Epitope Hierarchy of Spontaneous CD4+ T Cell Responses to LAGE-1

NY-ESO-1 and LAGE-1 represent highly homologous cancer-germline Ags frequently coexpressed by many human cancers, but not by normal tissues, except testis. In contrast to NY-ESO-1, little is known about spontaneous immune responses to LAGE-1. In the current study, we report on spontaneous LAGE-1–specific CD4+ T cells isolated from PBLs of patients with advanced LAGE-1+/NY-ESO-1+ melanoma and directed against three promiscuous and immunodominant epitopes. Strikingly, although the three LAGE-1–derived epitopes are highly homologous to NY-ESO-1–derived epitopes, LAGE-1–specific CD4+ T cells did not cross-react with NY-ESO-1. LAGE-1–specific CD4+ T cells produced Th1-type and/or Th2-type cytokines and did not exert inhibitory effects on allogenic T cells. We observed that most patients with spontaneous NY-ESO-1–specific responses exhibited spontaneous CD4+ T cell responses to at least one of the three immunodominant LAGE-1 epitopes.

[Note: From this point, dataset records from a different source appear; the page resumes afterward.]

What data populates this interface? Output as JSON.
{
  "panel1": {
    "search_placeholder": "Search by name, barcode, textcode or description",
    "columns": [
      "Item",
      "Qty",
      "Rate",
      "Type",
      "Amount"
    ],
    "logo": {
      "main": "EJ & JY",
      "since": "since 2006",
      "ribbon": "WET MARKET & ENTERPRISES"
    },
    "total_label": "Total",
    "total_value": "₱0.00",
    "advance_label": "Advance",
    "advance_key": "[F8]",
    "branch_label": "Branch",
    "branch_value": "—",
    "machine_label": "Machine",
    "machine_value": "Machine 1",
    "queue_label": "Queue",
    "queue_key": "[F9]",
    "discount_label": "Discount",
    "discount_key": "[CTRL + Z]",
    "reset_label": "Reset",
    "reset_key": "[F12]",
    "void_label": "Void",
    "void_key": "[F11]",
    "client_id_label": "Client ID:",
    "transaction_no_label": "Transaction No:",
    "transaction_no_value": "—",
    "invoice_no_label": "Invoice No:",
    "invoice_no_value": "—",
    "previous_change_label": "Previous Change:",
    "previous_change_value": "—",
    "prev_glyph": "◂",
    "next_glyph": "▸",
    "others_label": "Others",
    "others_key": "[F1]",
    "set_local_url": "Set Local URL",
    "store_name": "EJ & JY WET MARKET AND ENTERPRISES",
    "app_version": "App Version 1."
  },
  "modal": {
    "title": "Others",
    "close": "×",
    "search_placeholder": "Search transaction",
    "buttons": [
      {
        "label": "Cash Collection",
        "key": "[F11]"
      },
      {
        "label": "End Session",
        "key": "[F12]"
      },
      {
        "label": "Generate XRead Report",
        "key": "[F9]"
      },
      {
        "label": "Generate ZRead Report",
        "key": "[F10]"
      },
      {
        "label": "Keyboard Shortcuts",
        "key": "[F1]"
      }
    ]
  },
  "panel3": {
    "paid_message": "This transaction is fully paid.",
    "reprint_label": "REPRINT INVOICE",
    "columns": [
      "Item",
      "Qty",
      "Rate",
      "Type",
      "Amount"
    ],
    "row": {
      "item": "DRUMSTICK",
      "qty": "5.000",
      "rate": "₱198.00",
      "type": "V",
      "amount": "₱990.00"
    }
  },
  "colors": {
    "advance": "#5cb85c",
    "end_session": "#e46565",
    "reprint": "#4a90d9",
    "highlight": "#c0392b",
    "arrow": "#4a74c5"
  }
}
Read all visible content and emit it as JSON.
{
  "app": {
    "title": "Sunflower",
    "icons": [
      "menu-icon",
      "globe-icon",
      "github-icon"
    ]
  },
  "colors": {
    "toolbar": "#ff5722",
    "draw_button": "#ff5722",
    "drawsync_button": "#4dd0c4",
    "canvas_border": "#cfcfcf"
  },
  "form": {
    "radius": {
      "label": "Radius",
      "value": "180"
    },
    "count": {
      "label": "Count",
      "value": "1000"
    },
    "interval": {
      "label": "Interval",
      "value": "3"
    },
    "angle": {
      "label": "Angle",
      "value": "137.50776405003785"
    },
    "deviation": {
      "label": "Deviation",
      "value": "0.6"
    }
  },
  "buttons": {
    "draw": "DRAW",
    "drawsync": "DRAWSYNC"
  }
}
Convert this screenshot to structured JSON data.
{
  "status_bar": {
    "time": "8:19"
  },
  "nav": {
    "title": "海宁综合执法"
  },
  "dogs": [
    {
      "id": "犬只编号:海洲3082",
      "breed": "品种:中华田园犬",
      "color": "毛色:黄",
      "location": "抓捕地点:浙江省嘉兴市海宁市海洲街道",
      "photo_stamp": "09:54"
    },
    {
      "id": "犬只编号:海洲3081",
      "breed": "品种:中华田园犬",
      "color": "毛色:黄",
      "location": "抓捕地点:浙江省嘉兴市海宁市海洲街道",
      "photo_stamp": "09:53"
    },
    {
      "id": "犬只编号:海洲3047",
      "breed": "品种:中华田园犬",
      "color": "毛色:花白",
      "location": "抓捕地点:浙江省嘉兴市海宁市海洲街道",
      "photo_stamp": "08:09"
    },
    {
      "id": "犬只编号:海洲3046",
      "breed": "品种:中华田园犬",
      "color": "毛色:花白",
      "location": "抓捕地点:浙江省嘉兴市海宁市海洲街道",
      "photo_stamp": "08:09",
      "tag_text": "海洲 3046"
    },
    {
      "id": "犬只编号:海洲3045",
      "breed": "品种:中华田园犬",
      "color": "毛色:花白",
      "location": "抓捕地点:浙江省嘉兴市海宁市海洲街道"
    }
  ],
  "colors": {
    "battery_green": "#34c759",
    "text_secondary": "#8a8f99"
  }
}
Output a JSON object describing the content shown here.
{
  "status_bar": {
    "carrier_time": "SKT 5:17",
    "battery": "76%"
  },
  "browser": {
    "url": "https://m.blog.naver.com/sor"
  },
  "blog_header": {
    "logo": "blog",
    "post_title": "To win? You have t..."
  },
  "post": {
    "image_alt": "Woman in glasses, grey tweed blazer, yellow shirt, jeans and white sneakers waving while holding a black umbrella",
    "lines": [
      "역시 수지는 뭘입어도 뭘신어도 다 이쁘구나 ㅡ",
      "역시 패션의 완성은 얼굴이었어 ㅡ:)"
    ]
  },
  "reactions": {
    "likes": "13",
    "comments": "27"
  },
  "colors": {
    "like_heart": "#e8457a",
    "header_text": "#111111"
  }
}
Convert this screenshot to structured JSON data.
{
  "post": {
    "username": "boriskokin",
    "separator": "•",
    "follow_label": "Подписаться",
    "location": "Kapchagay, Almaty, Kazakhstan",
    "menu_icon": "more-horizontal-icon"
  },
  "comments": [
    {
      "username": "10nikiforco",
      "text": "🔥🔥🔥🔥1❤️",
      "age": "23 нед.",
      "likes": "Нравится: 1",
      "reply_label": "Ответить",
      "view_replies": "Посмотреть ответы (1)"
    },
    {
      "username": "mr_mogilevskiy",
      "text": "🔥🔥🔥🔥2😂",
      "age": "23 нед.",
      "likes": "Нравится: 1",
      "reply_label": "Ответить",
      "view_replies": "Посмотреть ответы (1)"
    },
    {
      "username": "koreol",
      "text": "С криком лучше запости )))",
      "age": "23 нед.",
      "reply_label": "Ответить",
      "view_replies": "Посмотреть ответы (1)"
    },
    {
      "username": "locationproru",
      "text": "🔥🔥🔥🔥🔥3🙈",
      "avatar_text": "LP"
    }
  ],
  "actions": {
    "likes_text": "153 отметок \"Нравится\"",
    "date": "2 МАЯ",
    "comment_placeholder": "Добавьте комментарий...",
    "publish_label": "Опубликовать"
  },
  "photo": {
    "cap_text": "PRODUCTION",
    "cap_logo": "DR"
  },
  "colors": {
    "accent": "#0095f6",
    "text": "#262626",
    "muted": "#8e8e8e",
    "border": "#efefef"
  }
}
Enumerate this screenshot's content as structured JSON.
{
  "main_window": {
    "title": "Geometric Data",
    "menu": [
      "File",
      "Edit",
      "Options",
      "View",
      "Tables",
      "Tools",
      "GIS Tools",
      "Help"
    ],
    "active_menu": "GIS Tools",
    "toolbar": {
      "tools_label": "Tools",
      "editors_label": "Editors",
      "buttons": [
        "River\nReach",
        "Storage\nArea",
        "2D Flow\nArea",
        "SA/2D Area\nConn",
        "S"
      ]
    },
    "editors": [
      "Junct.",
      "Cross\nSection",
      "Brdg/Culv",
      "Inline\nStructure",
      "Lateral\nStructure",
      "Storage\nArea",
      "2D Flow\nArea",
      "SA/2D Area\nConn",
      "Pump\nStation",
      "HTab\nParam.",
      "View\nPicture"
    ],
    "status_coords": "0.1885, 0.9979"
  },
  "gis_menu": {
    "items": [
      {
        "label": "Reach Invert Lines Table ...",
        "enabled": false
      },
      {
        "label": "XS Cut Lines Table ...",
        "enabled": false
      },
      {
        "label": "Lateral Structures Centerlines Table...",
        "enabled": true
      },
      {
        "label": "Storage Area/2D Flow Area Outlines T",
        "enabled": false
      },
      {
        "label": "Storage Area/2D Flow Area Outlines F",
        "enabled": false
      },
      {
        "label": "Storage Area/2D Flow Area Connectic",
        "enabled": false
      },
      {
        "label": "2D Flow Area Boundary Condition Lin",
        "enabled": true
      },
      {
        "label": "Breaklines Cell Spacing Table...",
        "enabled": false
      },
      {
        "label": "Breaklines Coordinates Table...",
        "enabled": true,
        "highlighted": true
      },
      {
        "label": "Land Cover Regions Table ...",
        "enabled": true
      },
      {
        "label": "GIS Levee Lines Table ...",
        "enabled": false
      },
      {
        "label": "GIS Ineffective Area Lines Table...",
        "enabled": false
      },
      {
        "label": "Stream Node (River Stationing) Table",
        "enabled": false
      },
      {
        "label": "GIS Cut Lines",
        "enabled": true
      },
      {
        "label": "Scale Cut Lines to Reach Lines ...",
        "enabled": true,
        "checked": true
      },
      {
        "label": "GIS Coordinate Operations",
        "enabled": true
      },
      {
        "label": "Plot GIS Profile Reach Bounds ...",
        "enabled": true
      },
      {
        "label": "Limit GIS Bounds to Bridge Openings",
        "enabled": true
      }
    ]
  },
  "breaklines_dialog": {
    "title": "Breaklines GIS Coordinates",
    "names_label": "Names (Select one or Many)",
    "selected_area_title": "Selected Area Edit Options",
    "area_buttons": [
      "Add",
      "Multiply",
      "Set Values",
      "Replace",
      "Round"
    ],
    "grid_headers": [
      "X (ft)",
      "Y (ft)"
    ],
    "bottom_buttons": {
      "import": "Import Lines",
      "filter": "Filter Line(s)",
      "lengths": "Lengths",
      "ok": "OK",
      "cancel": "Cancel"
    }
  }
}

Additionally, nearly half of the patients with spontaneous LAGE-1–specific CD4+ T cell responses had circulating LAGE-1–specific Abs that recognized epitopes located in the C-terminal portion of LAGE-1, which is distinct from NY-ESO-1. Collectively, our findings define the hierarchy of immunodominance of spontaneous LAGE-1–specific CD4+ T cell responses in patients with advanced melanoma. These findings demonstrate the capability of LAGE-1 to stimulate integrated cellular and humoral immune responses that do not cross-react with NY-ESO-1. Therefore, they provide a strong rationale for the inclusion of LAGE-1 peptides or protein in vaccine trials for patients with NY-ESO-1+/LAGE-1+ tumors.